The Sierra de Baharuco is the DR part of the southern cordillera that continues into Haiti as the Massif de la Selle. Rising to over 2,000m the Baharuco’s habitat changes from lowland moist, broadleaf forest to high altitude cloud pine forest and has a rich frog fauna with a number of globally threatened species and is a very important area for conservation in the country.

After overnighting in the hot coastal town of Pedernales we travelled inland up the Sierra tracking the Haitian border. Driving through this landscape, the major threats to the regions fauna are apparent. Expanding agriculture at lower and mid-elevations has led to a fragmented mosaic like landscape with numerous small patches of intact native forest interspersed with familiar tropical crops such as bananas and corn with avocado at higher elevations. These patches of forest, though small (some little more than a few hundred m2) can still contain a surprisingly high diversity of amphibian species and therefore crucial to their conservation.

Entering the Parc Nacional de Baharuco, agricultural activity is still in evidence and as you ascend in altitude you enter the pine forest where extraction for charcoal rather than agriculture is the main threat to the forest. Standing on grey limestone, shrouded in cloud and dropping below 10°C at night (so thankful for my woolly hat) these forests are pretty spectacular and despite the cold and elevation still echo with the calls of frogs as those below.
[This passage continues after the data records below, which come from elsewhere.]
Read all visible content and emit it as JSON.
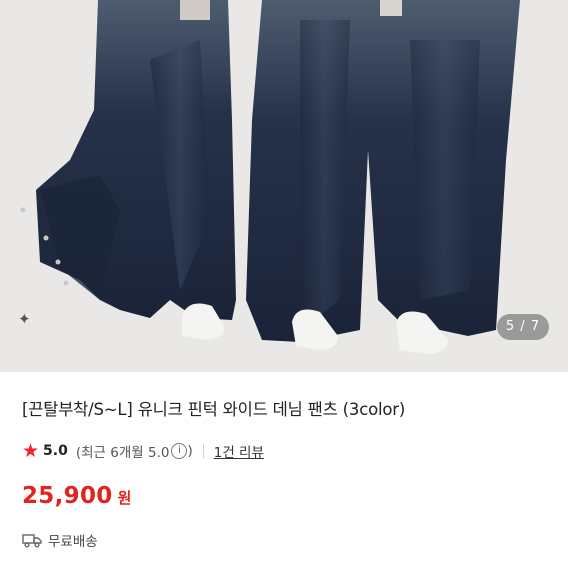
{
  "gallery": {
    "counter_current": "5",
    "counter_total": "7",
    "counter_text": "5 / 7",
    "accent_sparkle": "✦"
  },
  "product": {
    "title": "[끈탈부착/S~L] 유니크 핀턱 와이드 데님 팬츠 (3color)",
    "rating_score": "5.0",
    "rating_detail": "(최근 6개월 5.0",
    "rating_close": ")",
    "review_link": "1건 리뷰",
    "price": "25,900",
    "currency": "원",
    "shipping": "무료배송"
  },
  "icons": {
    "star": "star-icon",
    "info": "info-icon",
    "truck": "truck-icon",
    "sparkle": "sparkle-icon"
  },
  "colors": {
    "price": "#e0241f",
    "star": "#f2262e",
    "denim": "#1e2a44"
  }
}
The three days I spent in the Sierra along with the rest of my trip, talking with various people and getting to see first-hand the country provided me with a great opportunity to really find out about the amphibian conservation situation in DR. What became clear speaking to my knowledgeable travelling companions is that whilst great work has been done over the last 4 years though the Government funded Proyecto RANA, which was led by Grupo Jaragua, detailed information regarding species distribution, population status, ecology and life histories, especially for many of the threatened Eleutherodactylus species (the most numerous genus in DR) remains poorly known and understood.
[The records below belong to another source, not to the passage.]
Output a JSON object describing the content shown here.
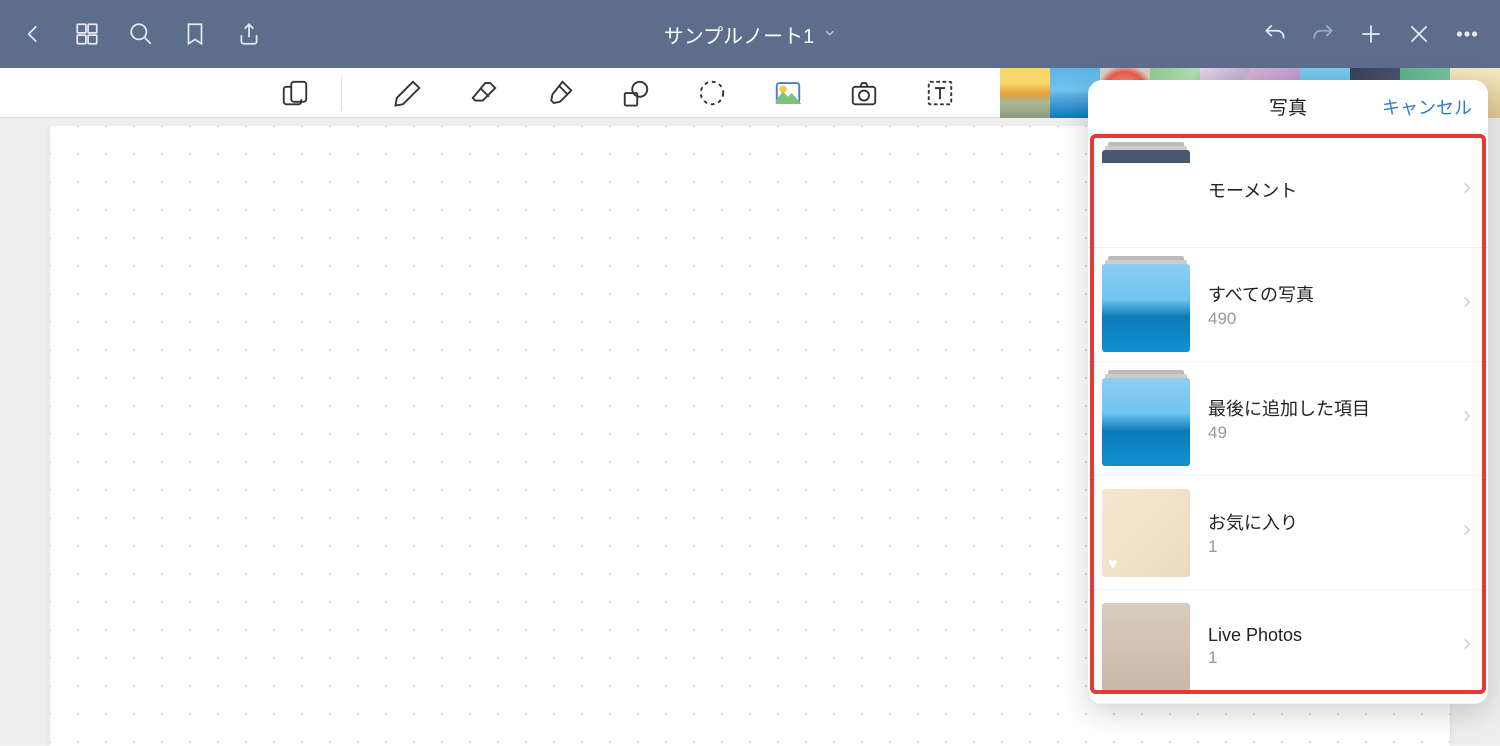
{
  "header": {
    "title": "サンプルノート1"
  },
  "photo_picker": {
    "title": "写真",
    "cancel": "キャンセル",
    "albums": [
      {
        "name": "モーメント",
        "count": ""
      },
      {
        "name": "すべての写真",
        "count": "490"
      },
      {
        "name": "最後に追加した項目",
        "count": "49"
      },
      {
        "name": "お気に入り",
        "count": "1"
      },
      {
        "name": "Live Photos",
        "count": "1"
      }
    ]
  }
}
This information is of course essential if you want to develop and implement effective conservation management measures and is what our future work in DR in partnership with Grupo Jaragua and other local institutions will seek to address. Importantly we will also use this project to train and develop the herpetological knowledge and skills in country so that further work can be carried out.

No doubt as things develop I’ll write again to update on progress from the DR. Hasta luego!